Not long ago, emergency calls were handled locally. Outages were small and easily diagnosed and fixed. The rise of cellphones and the promise of new capabilities—what if you could text 911? or send videos to the dispatcher?—drove the development of a more complex system that relied on the internet. For the first time, there could be such a thing as a national 911 outage. There have now been four in as many years.
It’s been said that software is “eating the world.” More and more, critical systems that were once controlled mechanically, or by people, are coming to depend on code. This was perhaps never clearer than in the summer of 2015, when on a single day, United Airlines grounded its fleet because of a problem with its departure-management system; trading was suspended on the New York Stock Exchange after an upgrade; the front page of The Wall Street Journal’s website crashed; and Seattle’s 911 system went down again, this time because a different router failed. The simultaneous failure of so many software systems smelled at first of a coordinated cyberattack. Almost more frightening was the realization, late in the day, that it was just a coincidence.
“When we had electromechanical systems, we used to be able to test them exhaustively,” says Nancy Leveson, a professor of aeronautics and astronautics at the Massachusetts Institute of Technology who has been studying software safety for 35 years. She became known for her report on the Therac-25, a radiation-therapy machine that killed six patients because of a software error. “We used to be able to think through all the things it could do, all the states it could get into.” The electromechanical interlockings that controlled train movements at railroad crossings, for instance, only had so many configurations; a few sheets of paper could describe the whole system, and you could run physical trains against each configuration to see how it would behave. Once you’d built and tested it, you knew exactly what you were dealing with.
Software is different. Just by editing the text in a file somewhere, the same hunk of silicon can become an autopilot or an inventory-control system. This flexibility is software’s miracle, and its curse. Because it can be changed cheaply, software is constantly changed; and because it’s unmoored from anything physical—a program that is a thousand times more complex than another takes up the same actual space—it tends to grow without bound. “The problem,” Leveson wrote in a book, “is that we are attempting to build systems that are beyond our ability to intellectually manage.”
The software did exactly what it was told to do. The reason it failed is that it was told to do the wrong thing.
Our standard framework for thinking about engineering failures—reflected, for instance, in regulations for medical devices—was developed shortly after World War II, before the advent of software, for electromechanical systems. The idea was that you make something reliable by making its parts reliable (say, you build your engine to withstand 40,000 takeoff-and-landing cycles) and by planning for the breakdown of those parts (you have two engines). But software doesn’t break. Intrado’s faulty threshold is not like the faulty rivet that leads to the crash of an airliner. The software did exactly what it was told to do.
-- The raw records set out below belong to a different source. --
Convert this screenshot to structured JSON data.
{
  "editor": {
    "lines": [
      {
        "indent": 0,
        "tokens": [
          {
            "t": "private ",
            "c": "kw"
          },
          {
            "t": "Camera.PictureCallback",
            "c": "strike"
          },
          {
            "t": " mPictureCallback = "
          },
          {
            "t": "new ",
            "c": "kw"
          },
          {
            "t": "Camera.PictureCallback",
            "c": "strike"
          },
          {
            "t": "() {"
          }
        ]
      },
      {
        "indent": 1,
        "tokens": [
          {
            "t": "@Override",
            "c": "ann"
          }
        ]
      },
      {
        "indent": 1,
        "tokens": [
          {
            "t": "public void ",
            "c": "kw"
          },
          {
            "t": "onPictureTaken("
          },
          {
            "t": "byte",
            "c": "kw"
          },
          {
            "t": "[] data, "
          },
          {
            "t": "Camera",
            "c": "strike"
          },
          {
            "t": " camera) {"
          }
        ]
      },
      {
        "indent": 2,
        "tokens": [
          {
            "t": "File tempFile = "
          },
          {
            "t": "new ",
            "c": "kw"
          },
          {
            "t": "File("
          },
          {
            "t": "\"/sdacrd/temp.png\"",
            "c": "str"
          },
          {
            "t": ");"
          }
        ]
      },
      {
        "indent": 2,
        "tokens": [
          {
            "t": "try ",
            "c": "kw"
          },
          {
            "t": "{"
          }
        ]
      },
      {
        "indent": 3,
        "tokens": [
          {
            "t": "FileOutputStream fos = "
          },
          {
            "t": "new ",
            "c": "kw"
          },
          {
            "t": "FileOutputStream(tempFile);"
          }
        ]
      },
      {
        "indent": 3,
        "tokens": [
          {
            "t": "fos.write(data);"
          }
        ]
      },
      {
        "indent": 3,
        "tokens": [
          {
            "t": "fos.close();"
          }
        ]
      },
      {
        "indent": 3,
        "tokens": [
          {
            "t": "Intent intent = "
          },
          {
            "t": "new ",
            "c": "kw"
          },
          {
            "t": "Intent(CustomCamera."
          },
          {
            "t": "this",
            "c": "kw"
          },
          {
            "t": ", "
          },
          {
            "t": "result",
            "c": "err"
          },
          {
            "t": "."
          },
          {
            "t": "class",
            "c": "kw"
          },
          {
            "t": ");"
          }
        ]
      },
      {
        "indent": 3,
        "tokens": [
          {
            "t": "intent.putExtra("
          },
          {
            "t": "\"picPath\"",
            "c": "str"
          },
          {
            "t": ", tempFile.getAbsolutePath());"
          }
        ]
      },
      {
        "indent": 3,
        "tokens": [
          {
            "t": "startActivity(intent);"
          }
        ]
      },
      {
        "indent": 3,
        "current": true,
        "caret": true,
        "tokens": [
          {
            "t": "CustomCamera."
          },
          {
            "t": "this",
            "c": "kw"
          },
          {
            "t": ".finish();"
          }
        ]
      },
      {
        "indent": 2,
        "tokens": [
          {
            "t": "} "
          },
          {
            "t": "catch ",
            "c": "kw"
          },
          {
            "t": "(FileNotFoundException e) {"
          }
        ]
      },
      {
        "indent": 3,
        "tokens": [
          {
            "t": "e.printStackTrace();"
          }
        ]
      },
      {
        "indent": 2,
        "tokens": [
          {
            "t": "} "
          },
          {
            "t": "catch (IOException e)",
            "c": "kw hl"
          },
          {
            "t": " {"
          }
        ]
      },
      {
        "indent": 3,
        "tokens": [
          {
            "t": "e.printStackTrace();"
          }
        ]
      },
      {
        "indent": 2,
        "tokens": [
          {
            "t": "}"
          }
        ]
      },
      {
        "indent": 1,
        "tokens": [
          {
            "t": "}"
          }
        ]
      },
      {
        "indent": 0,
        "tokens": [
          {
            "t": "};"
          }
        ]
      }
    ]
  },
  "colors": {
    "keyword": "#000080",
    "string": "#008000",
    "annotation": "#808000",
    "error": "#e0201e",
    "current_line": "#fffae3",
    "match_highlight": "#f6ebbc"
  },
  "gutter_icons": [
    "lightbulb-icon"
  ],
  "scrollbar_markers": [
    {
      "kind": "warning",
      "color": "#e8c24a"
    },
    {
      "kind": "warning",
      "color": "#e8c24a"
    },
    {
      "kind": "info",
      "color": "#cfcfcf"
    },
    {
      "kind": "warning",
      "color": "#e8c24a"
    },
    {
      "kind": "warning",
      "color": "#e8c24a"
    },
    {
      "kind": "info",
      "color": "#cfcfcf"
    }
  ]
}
In fact it did it perfectly. The reason it failed is that it was told to do the wrong thing. Software failures are failures of understanding, and of imagination. Intrado actually had a backup router, which, had it been switched to automatically, would have restored 911 service almost immediately. But, as described in a report to the FCC, “the situation occurred at a point in the application logic that was not designed to perform any automated corrective actions.”
This is the trouble with making things out of code, as opposed to something physical. “The complexity,” as Leveson puts it, “is invisible to the eye.”
The attempts now underway to change how we make software all seem to start with the same premise: Code is too hard to think about. Before trying to understand the attempts themselves, then, it’s worth understanding why this might be: what it is about code that makes it so foreign to the mind, and so unlike anything that came before it.
Technological progress used to change the way the world looked—you could watch the roads getting paved; you could see the skylines rise. Today you can hardly tell when something is remade, because so often it is remade by code. When you press your foot down on your car’s accelerator, for instance, you’re no longer controlling anything directly; there’s no mechanical link from the pedal to the throttle. Instead, you’re issuing a command to a piece of software that decides how much air to give the engine. The car is a computer you can sit inside of. The steering wheel and pedals might as well be keyboard keys.
Vastly more here:
What to say. For myself, not having developed a system to fly a plane or operate a car lots of this was new and fascinating. The more I read the more I wondered just how far we were from ‘peak complexity’ as far as software was concerned and what happens next?
Surely we are going to have to increasingly rely on AI to evaluate and test virtually all critical systems and as I read I was reminded of the old coding / programming truth than all bug free programs were trivial and any non-trivial programs have bugs!
The next ten years are going to be very interesting as the issues raised in this article are faced and solved.
A great and worthwhile read!
David.

20 comments:

  1. There is a lack of appreciation of how hard it is to write reliable software and how complex the interactions are and if you don't standardize you inputs the output is unreliable. There seems to be a complete lack of appreciation by NEHTA-> ADHA about how important high quality standards based inputs are, and consequently our eHealth is unreliable and a disaster waiting to happen. There is NO testing or compliance required for the millions of critical health data messages that are sent around every day and in fact if they were compliant many endpoints would fail.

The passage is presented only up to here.